Женщина – существо несовершенное, одержимое тысячью отвратительных страстей, о которых и думать-то противно, не то что говорить. <…> Нет существа более неопрятного, чем женщина; уж на что свинья любит грязь, но и она с женщиной не сравнится. Пусть тот, кто со мной не согласен, посмотрит, как они рожают, заглянет в потаенные уголки, куда они прячут, застыдясь, мерзостные предметы, которыми орудуют, чтобы избавиться от ненужной телу жидкости.

Если так мог думать Боккаччо («Ворон»[28]), безнравственный мирянин, вообразите же себе, что мог думать и писать средневековый моралист, желая отстоять провозглашенный апостолом Павлом принцип, согласно которому «хорошо человеку не касаться женщины… Но если не могут воздержаться, пусть вступают в брак; ибо лучше вступить в брак, нежели разжигаться»[29].

Одон Клюнийский в Х веке напоминал:

Красота телесная вся в коже. В действительности, если бы мужи обладали, как рысь из Беотии, взглядом, проникающим сквозь, и увидели бы, что под кожей, единый взгляд на женщин вызвал бы у них тошноту: вся эта женская прельстительность – не более чем требуха, кровь, гуморы и желчь. Подумайте о том, что таится в ноздрях, в глотке, в чреве: повсюду нечистота! <…> И мы, кто брезгуем прикоснуться хоть кончиком пальца к рвоте иль навозу, как можем мы жаждать сжать в своих объятиях простой куль экскрементов![30]

От женоненавистничества, так сказать, «нормального», переходим к концепции ведьмы, шедевру современной цивилизации. Конечно, ведьма была известна и в античности, и я ограничусь здесь только упоминанием Горация («Видел Кандию сам я, одетую в черную паллу, / Как босиком, растрепав волоса, с Саганою старшей / Здесь завывали они; и от бледности та и другая / Были ужасны на вид»[31]) или ведьм в «Золотом осле» Апулея. Но в античности, как и в Средневековье, речь шла о ведьмах или ведьмаках – прежде всего в связи с народными верованиями – как о явлениях в конечном счете эпизодических. Рим во времена Горация не видел в ведьмах угрозы, и в Средние века по-прежнему считалось, что ведовство, в сущности, – это феномен самовнушения, то есть что ведьма – это та, кто сама верит в то, что она ведьма, как утверждается в Епископском каноне IX века:

Некоторые испорченные женщины, обратившиеся к Сатане и соблазненные его обольщениями и ложью, верят сами и утверждают, что ночной порой скачут верхом на каких-то зверях заодно с множеством других женщин в свите Дианы <…> Священникам следует неустанно проповедовать своей пастве, что все это пустые россказни и что в умы верующих подобные бредни влагаются не божественной силой, а нечистым духом. В самом деле, преобразившись в ангела света, Сатана морочит голову этим несчастным и подчиняет их своей воле вследствие их маловерия и отсутствия в них веры[32].
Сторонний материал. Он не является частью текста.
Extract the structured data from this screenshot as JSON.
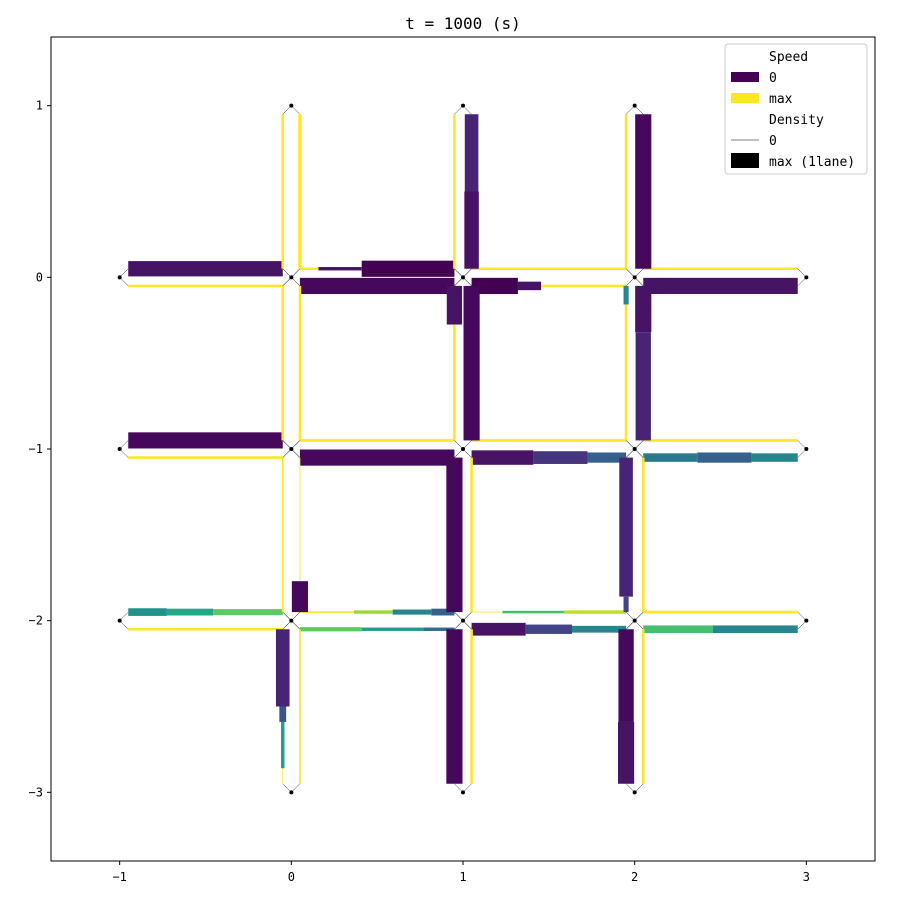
{
  "chart_data": {
    "type": "other",
    "title": "t =     1000 (s)",
    "xlim": [
      -1.4,
      3.4
    ],
    "ylim": [
      -3.4,
      1.4
    ],
    "x_ticks": [
      -1,
      0,
      1,
      2,
      3
    ],
    "y_ticks": [
      1,
      0,
      -1,
      -2,
      -3
    ],
    "x_tick_labels": [
      "−1",
      "0",
      "1",
      "2",
      "3"
    ],
    "y_tick_labels": [
      "1",
      "0",
      "−1",
      "−2",
      "−3"
    ],
    "grid": false,
    "legend": {
      "placement": "top-right",
      "speed_title": "Speed",
      "speed_zero": "0",
      "speed_max": "max",
      "density_title": "Density",
      "density_zero": "0",
      "density_max": "max (1lane)",
      "speed_zero_color": "#440154",
      "speed_max_color": "#fde725",
      "density_color": "#000000"
    },
    "nodes": [
      [
        0,
        1
      ],
      [
        1,
        1
      ],
      [
        2,
        1
      ],
      [
        -1,
        0
      ],
      [
        0,
        0
      ],
      [
        1,
        0
      ],
      [
        2,
        0
      ],
      [
        3,
        0
      ],
      [
        -1,
        -1
      ],
      [
        0,
        -1
      ],
      [
        1,
        -1
      ],
      [
        2,
        -1
      ],
      [
        3,
        -1
      ],
      [
        -1,
        -2
      ],
      [
        0,
        -2
      ],
      [
        1,
        -2
      ],
      [
        2,
        -2
      ],
      [
        3,
        -2
      ],
      [
        0,
        -3
      ],
      [
        1,
        -3
      ],
      [
        2,
        -3
      ]
    ],
    "links": [
      {
        "axis": "h",
        "y": 0.05,
        "x0": -0.95,
        "x1": -0.05,
        "segments": [
          {
            "t0": 0,
            "t1": 1,
            "speed": 0.05,
            "density": 0.9
          }
        ]
      },
      {
        "axis": "h",
        "y": -0.05,
        "x0": -0.05,
        "x1": -0.95,
        "segments": [
          {
            "t0": 0,
            "t1": 1,
            "speed": 1.0,
            "density": 0.0
          }
        ]
      },
      {
        "axis": "h",
        "y": 0.05,
        "x0": 0.95,
        "x1": 0.05,
        "segments": [
          {
            "t0": 0,
            "t1": 0.6,
            "speed": 0.0,
            "density": 0.95
          },
          {
            "t0": 0.6,
            "t1": 0.88,
            "speed": 0.05,
            "density": 0.2
          },
          {
            "t0": 0.88,
            "t1": 1.0,
            "speed": 1.0,
            "density": 0.0
          }
        ]
      },
      {
        "axis": "h",
        "y": -0.05,
        "x0": 0.05,
        "x1": 0.95,
        "segments": [
          {
            "t0": 0,
            "t1": 1,
            "speed": 0.02,
            "density": 0.95
          }
        ]
      },
      {
        "axis": "h",
        "y": 0.05,
        "x0": 1.95,
        "x1": 1.05,
        "segments": [
          {
            "t0": 0,
            "t1": 1,
            "speed": 1.0,
            "density": 0.0
          }
        ]
      },
      {
        "axis": "h",
        "y": -0.05,
        "x0": 1.05,
        "x1": 1.95,
        "segments": [
          {
            "t0": 0,
            "t1": 0.3,
            "speed": 0.0,
            "density": 0.95
          },
          {
            "t0": 0.3,
            "t1": 0.45,
            "speed": 0.05,
            "density": 0.5
          },
          {
            "t0": 0.45,
            "t1": 1.0,
            "speed": 1.0,
            "density": 0.0
          }
        ]
      },
      {
        "axis": "h",
        "y": 0.05,
        "x0": 2.95,
        "x1": 2.05,
        "segments": [
          {
            "t0": 0,
            "t1": 1,
            "speed": 1.0,
            "density": 0.0
          }
        ]
      },
      {
        "axis": "h",
        "y": -0.05,
        "x0": 2.05,
        "x1": 2.95,
        "segments": [
          {
            "t0": 0,
            "t1": 1,
            "speed": 0.05,
            "density": 0.95
          }
        ]
      },
      {
        "axis": "h",
        "y": -0.95,
        "x0": -0.95,
        "x1": -0.05,
        "segments": [
          {
            "t0": 0,
            "t1": 1,
            "speed": 0.02,
            "density": 0.95
          }
        ]
      },
      {
        "axis": "h",
        "y": -1.05,
        "x0": -0.05,
        "x1": -0.95,
        "segments": [
          {
            "t0": 0,
            "t1": 1,
            "speed": 1.0,
            "density": 0.0
          }
        ]
      },
      {
        "axis": "h",
        "y": -0.95,
        "x0": 0.95,
        "x1": 0.05,
        "segments": [
          {
            "t0": 0,
            "t1": 1,
            "speed": 1.0,
            "density": 0.0
          }
        ]
      },
      {
        "axis": "h",
        "y": -1.05,
        "x0": 0.05,
        "x1": 0.95,
        "segments": [
          {
            "t0": 0,
            "t1": 1,
            "speed": 0.02,
            "density": 0.95
          }
        ]
      },
      {
        "axis": "h",
        "y": -0.95,
        "x0": 1.95,
        "x1": 1.05,
        "segments": [
          {
            "t0": 0,
            "t1": 1,
            "speed": 1.0,
            "density": 0.0
          }
        ]
      },
      {
        "axis": "h",
        "y": -1.05,
        "x0": 1.05,
        "x1": 1.95,
        "segments": [
          {
            "t0": 0,
            "t1": 0.4,
            "speed": 0.05,
            "density": 0.85
          },
          {
            "t0": 0.4,
            "t1": 0.75,
            "speed": 0.15,
            "density": 0.75
          },
          {
            "t0": 0.75,
            "t1": 1.0,
            "speed": 0.3,
            "density": 0.6
          }
        ]
      },
      {
        "axis": "h",
        "y": -0.95,
        "x0": 2.95,
        "x1": 2.05,
        "segments": [
          {
            "t0": 0,
            "t1": 1,
            "speed": 1.0,
            "density": 0.0
          }
        ]
      },
      {
        "axis": "h",
        "y": -1.05,
        "x0": 2.05,
        "x1": 2.95,
        "segments": [
          {
            "t0": 0,
            "t1": 0.35,
            "speed": 0.4,
            "density": 0.5
          },
          {
            "t0": 0.35,
            "t1": 0.7,
            "speed": 0.3,
            "density": 0.6
          },
          {
            "t0": 0.7,
            "t1": 1.0,
            "speed": 0.45,
            "density": 0.5
          }
        ]
      },
      {
        "axis": "h",
        "y": -1.95,
        "x0": -0.95,
        "x1": -0.05,
        "segments": [
          {
            "t0": 0,
            "t1": 0.25,
            "speed": 0.5,
            "density": 0.45
          },
          {
            "t0": 0.25,
            "t1": 0.55,
            "speed": 0.6,
            "density": 0.4
          },
          {
            "t0": 0.55,
            "t1": 1.0,
            "speed": 0.75,
            "density": 0.35
          }
        ]
      },
      {
        "axis": "h",
        "y": -2.05,
        "x0": -0.05,
        "x1": -0.95,
        "segments": [
          {
            "t0": 0,
            "t1": 1,
            "speed": 1.0,
            "density": 0.15
          }
        ]
      },
      {
        "axis": "h",
        "y": -1.95,
        "x0": 0.95,
        "x1": 0.05,
        "segments": [
          {
            "t0": 0,
            "t1": 0.15,
            "speed": 0.3,
            "density": 0.4
          },
          {
            "t0": 0.15,
            "t1": 0.4,
            "speed": 0.45,
            "density": 0.3
          },
          {
            "t0": 0.4,
            "t1": 0.65,
            "speed": 0.85,
            "density": 0.2
          },
          {
            "t0": 0.65,
            "t1": 1.0,
            "speed": 1.0,
            "density": 0.1
          }
        ]
      },
      {
        "axis": "h",
        "y": -2.05,
        "x0": 0.05,
        "x1": 0.95,
        "segments": [
          {
            "t0": 0,
            "t1": 0.4,
            "speed": 0.75,
            "density": 0.25
          },
          {
            "t0": 0.4,
            "t1": 0.8,
            "speed": 0.55,
            "density": 0.2
          },
          {
            "t0": 0.8,
            "t1": 1.0,
            "speed": 0.35,
            "density": 0.2
          }
        ]
      },
      {
        "axis": "h",
        "y": -1.95,
        "x0": 1.95,
        "x1": 1.05,
        "segments": [
          {
            "t0": 0,
            "t1": 0.4,
            "speed": 0.9,
            "density": 0.2
          },
          {
            "t0": 0.4,
            "t1": 0.8,
            "speed": 0.7,
            "density": 0.15
          },
          {
            "t0": 0.8,
            "t1": 1.0,
            "speed": 1.0,
            "density": 0.05
          }
        ]
      },
      {
        "axis": "h",
        "y": -2.05,
        "x0": 1.05,
        "x1": 1.95,
        "segments": [
          {
            "t0": 0,
            "t1": 0.35,
            "speed": 0.05,
            "density": 0.75
          },
          {
            "t0": 0.35,
            "t1": 0.65,
            "speed": 0.2,
            "density": 0.55
          },
          {
            "t0": 0.65,
            "t1": 1.0,
            "speed": 0.45,
            "density": 0.4
          }
        ]
      },
      {
        "axis": "h",
        "y": -1.95,
        "x0": 2.95,
        "x1": 2.05,
        "segments": [
          {
            "t0": 0,
            "t1": 1,
            "speed": 1.0,
            "density": 0.0
          }
        ]
      },
      {
        "axis": "h",
        "y": -2.05,
        "x0": 2.05,
        "x1": 2.95,
        "segments": [
          {
            "t0": 0,
            "t1": 0.45,
            "speed": 0.7,
            "density": 0.45
          },
          {
            "t0": 0.45,
            "t1": 1.0,
            "speed": 0.45,
            "density": 0.45
          }
        ]
      },
      {
        "axis": "v",
        "x": -0.05,
        "y0": 0.95,
        "y1": 0.05,
        "segments": [
          {
            "t0": 0,
            "t1": 1,
            "speed": 1.0,
            "density": 0.0
          }
        ]
      },
      {
        "axis": "v",
        "x": 0.05,
        "y0": 0.05,
        "y1": 0.95,
        "segments": [
          {
            "t0": 0,
            "t1": 1,
            "speed": 1.0,
            "density": 0.2
          }
        ]
      },
      {
        "axis": "v",
        "x": 0.95,
        "y0": 0.95,
        "y1": 0.05,
        "segments": [
          {
            "t0": 0,
            "t1": 1,
            "speed": 1.0,
            "density": 0.0
          }
        ]
      },
      {
        "axis": "v",
        "x": 1.05,
        "y0": 0.05,
        "y1": 0.95,
        "segments": [
          {
            "t0": 0,
            "t1": 0.5,
            "speed": 0.05,
            "density": 0.85
          },
          {
            "t0": 0.5,
            "t1": 1.0,
            "speed": 0.1,
            "density": 0.8
          }
        ]
      },
      {
        "axis": "v",
        "x": 1.95,
        "y0": 0.95,
        "y1": 0.05,
        "segments": [
          {
            "t0": 0,
            "t1": 1,
            "speed": 1.0,
            "density": 0.0
          }
        ]
      },
      {
        "axis": "v",
        "x": 2.05,
        "y0": 0.05,
        "y1": 0.95,
        "segments": [
          {
            "t0": 0,
            "t1": 1,
            "speed": 0.02,
            "density": 0.95
          }
        ]
      },
      {
        "axis": "v",
        "x": -0.05,
        "y0": -0.05,
        "y1": -0.95,
        "segments": [
          {
            "t0": 0,
            "t1": 1,
            "speed": 1.0,
            "density": 0.0
          }
        ]
      },
      {
        "axis": "v",
        "x": 0.05,
        "y0": -0.95,
        "y1": -0.05,
        "segments": [
          {
            "t0": 0,
            "t1": 1,
            "speed": 1.0,
            "density": 0.15
          }
        ]
      },
      {
        "axis": "v",
        "x": 0.95,
        "y0": -0.05,
        "y1": -0.95,
        "segments": [
          {
            "t0": 0,
            "t1": 0.25,
            "speed": 0.05,
            "density": 0.9
          },
          {
            "t0": 0.25,
            "t1": 1.0,
            "speed": 1.0,
            "density": 0.0
          }
        ]
      },
      {
        "axis": "v",
        "x": 1.05,
        "y0": -0.95,
        "y1": -0.05,
        "segments": [
          {
            "t0": 0,
            "t1": 1,
            "speed": 0.02,
            "density": 0.95
          }
        ]
      },
      {
        "axis": "v",
        "x": 1.95,
        "y0": -0.05,
        "y1": -0.95,
        "segments": [
          {
            "t0": 0,
            "t1": 0.12,
            "speed": 0.45,
            "density": 0.3
          },
          {
            "t0": 0.12,
            "t1": 1.0,
            "speed": 1.0,
            "density": 0.0
          }
        ]
      },
      {
        "axis": "v",
        "x": 2.05,
        "y0": -0.95,
        "y1": -0.05,
        "segments": [
          {
            "t0": 0,
            "t1": 0.7,
            "speed": 0.1,
            "density": 0.9
          },
          {
            "t0": 0.7,
            "t1": 1.0,
            "speed": 0.05,
            "density": 0.95
          }
        ]
      },
      {
        "axis": "v",
        "x": -0.05,
        "y0": -1.05,
        "y1": -1.95,
        "segments": [
          {
            "t0": 0,
            "t1": 1,
            "speed": 1.0,
            "density": 0.1
          }
        ]
      },
      {
        "axis": "v",
        "x": 0.05,
        "y0": -1.95,
        "y1": -1.05,
        "segments": [
          {
            "t0": 0,
            "t1": 0.2,
            "speed": 0.02,
            "density": 0.95
          },
          {
            "t0": 0.2,
            "t1": 1.0,
            "speed": 1.0,
            "density": 0.05
          }
        ]
      },
      {
        "axis": "v",
        "x": 0.95,
        "y0": -1.05,
        "y1": -1.95,
        "segments": [
          {
            "t0": 0,
            "t1": 1,
            "speed": 0.02,
            "density": 0.95
          }
        ]
      },
      {
        "axis": "v",
        "x": 1.05,
        "y0": -1.95,
        "y1": -1.05,
        "segments": [
          {
            "t0": 0,
            "t1": 1,
            "speed": 1.0,
            "density": 0.0
          }
        ]
      },
      {
        "axis": "v",
        "x": 1.95,
        "y0": -1.05,
        "y1": -1.95,
        "segments": [
          {
            "t0": 0,
            "t1": 0.9,
            "speed": 0.1,
            "density": 0.8
          },
          {
            "t0": 0.9,
            "t1": 1.0,
            "speed": 0.2,
            "density": 0.3
          }
        ]
      },
      {
        "axis": "v",
        "x": 2.05,
        "y0": -1.95,
        "y1": -1.05,
        "segments": [
          {
            "t0": 0,
            "t1": 1,
            "speed": 1.0,
            "density": 0.0
          }
        ]
      },
      {
        "axis": "v",
        "x": -0.05,
        "y0": -2.05,
        "y1": -2.95,
        "segments": [
          {
            "t0": 0,
            "t1": 0.5,
            "speed": 0.1,
            "density": 0.8
          },
          {
            "t0": 0.5,
            "t1": 0.6,
            "speed": 0.25,
            "density": 0.4
          },
          {
            "t0": 0.6,
            "t1": 0.9,
            "speed": 0.55,
            "density": 0.2
          },
          {
            "t0": 0.9,
            "t1": 1.0,
            "speed": 1.0,
            "density": 0.05
          }
        ]
      },
      {
        "axis": "v",
        "x": 0.05,
        "y0": -2.95,
        "y1": -2.05,
        "segments": [
          {
            "t0": 0,
            "t1": 1,
            "speed": 1.0,
            "density": 0.1
          }
        ]
      },
      {
        "axis": "v",
        "x": 0.95,
        "y0": -2.05,
        "y1": -2.95,
        "segments": [
          {
            "t0": 0,
            "t1": 1,
            "speed": 0.02,
            "density": 0.95
          }
        ]
      },
      {
        "axis": "v",
        "x": 1.05,
        "y0": -2.95,
        "y1": -2.05,
        "segments": [
          {
            "t0": 0,
            "t1": 1,
            "speed": 1.0,
            "density": 0.0
          }
        ]
      },
      {
        "axis": "v",
        "x": 1.95,
        "y0": -2.05,
        "y1": -2.95,
        "segments": [
          {
            "t0": 0,
            "t1": 0.6,
            "speed": 0.02,
            "density": 0.9
          },
          {
            "t0": 0.6,
            "t1": 1.0,
            "speed": 0.05,
            "density": 0.95
          }
        ]
      },
      {
        "axis": "v",
        "x": 2.05,
        "y0": -2.95,
        "y1": -2.05,
        "segments": [
          {
            "t0": 0,
            "t1": 1,
            "speed": 1.0,
            "density": 0.15
          }
        ]
      }
    ]
  }
}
Но именно на заре современного мира ведьмы начинают собираться всемером, чтобы справлять свои шабаши, летать, превращаться в животных – и становиться врагами общества, что оправдывает инквизиторские процессы и костры. Сейчас не место рассматривать сложную проблему «ведовского синдрома», то есть поисков козла отпущения во время глубоких социальных кризисов, проблему влияния сибирского шаманизма или постоянства вечных архетипов. То, что интересует нас сейчас, – вновь и вновь повторяющаяся модель сотворения врага, аналогичная той, что применялась для еретика или еврея. И пускай люди науки, как Джироламо Кардано («De rerum varietate», XV), выдвигали свои возражения с точки зрения здравого смысла:

Это убогие женщины низкого звания, живущие в долинах и питающиеся каштанами и травами. Без небольшого количества молока, которое они выпивают, им бы вообще не прожить. По этой причине они кажутся изнуренными и невзрачными, цвет лица у них землистый, глаза навыкате, взгляд изобличает темперамент желчный и меланхоличный. Они молчаливы, рассеянны и мало чем отличаются от женщин, одержимых бесом. Они столь упорны в своих суждениях, что, наслушавшись их, можно увериться в истинности того, о чем они с таким жаром рассказывают, пусть даже речь идет о вещах, которых никогда не было и никогда не будет[33].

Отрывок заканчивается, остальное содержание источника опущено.